Inspired by Herbert Marcuse's Reason and Revolution , I have attained an awareness of drawing as an intentional displacement of the subject's entire activity on the page, just as the delimiting and dissolving of solid objects into a multitude of relationships is recorded in the trace of accurate mark making, arid inscriptions of dust and dirt, scratch carvings in the fibrous pulp of paper. A kind of synecdoche for drawing practice in general - leading upward and outward - arises in my more recent works.
What is your relationship with drawing? And with the history of Italian art of the last century?
Essentially, drawing is the origin of writing and thus closely related to it. Put another way, sensitive line drawing is the fundamental practice through which the historicity of the present and all its existing categories can be reached and, to that extent, affirmed as contingent, artificial, radically foreign, and already obsolete. I have come to an awareness of drawing as a practical expression of my search for a systematic knowledge of social-historical abstractions, and it is for this reason that my work takes on a diagrammatic, fractal, and psychedelic quality. As such, the "history of Italian art" does not figure in my work except insofar as "history," "nation," and "perception" are among the issues that can be reflected upon through -- and which turn out to consist fundamentally of -- the repetition of inscriptions and reinscriptions of dark signs.
Why did you choose this work from Collezione Ramo?
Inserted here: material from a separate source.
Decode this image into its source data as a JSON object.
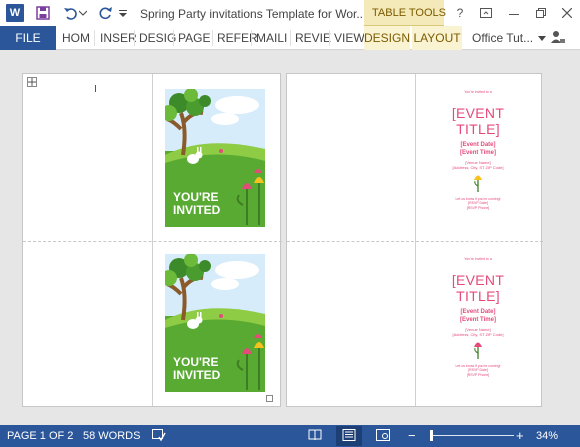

I am not interested in the more explicit intentions of the fountain drawing, which represents a study sketch of elements that would later be used in the construction of a piece of furniture. Rather, I am interested in the serial work, the elaboration in repetition, and the use of iteration, from which certain constant themes could be deduced, such that, among the eight squares of the drawing, there is no clear exemplary abstraction that can sum up all the others. In other words, Fontana's Untitled study exposes differences without a hierarchy, attempts at graphic delimitation in haphazard lists that could repeat themselves endlessly, were it not for the fundamental limit of the page, which corresponds to exactly the same limits with which we collide daily - space, time, and illness.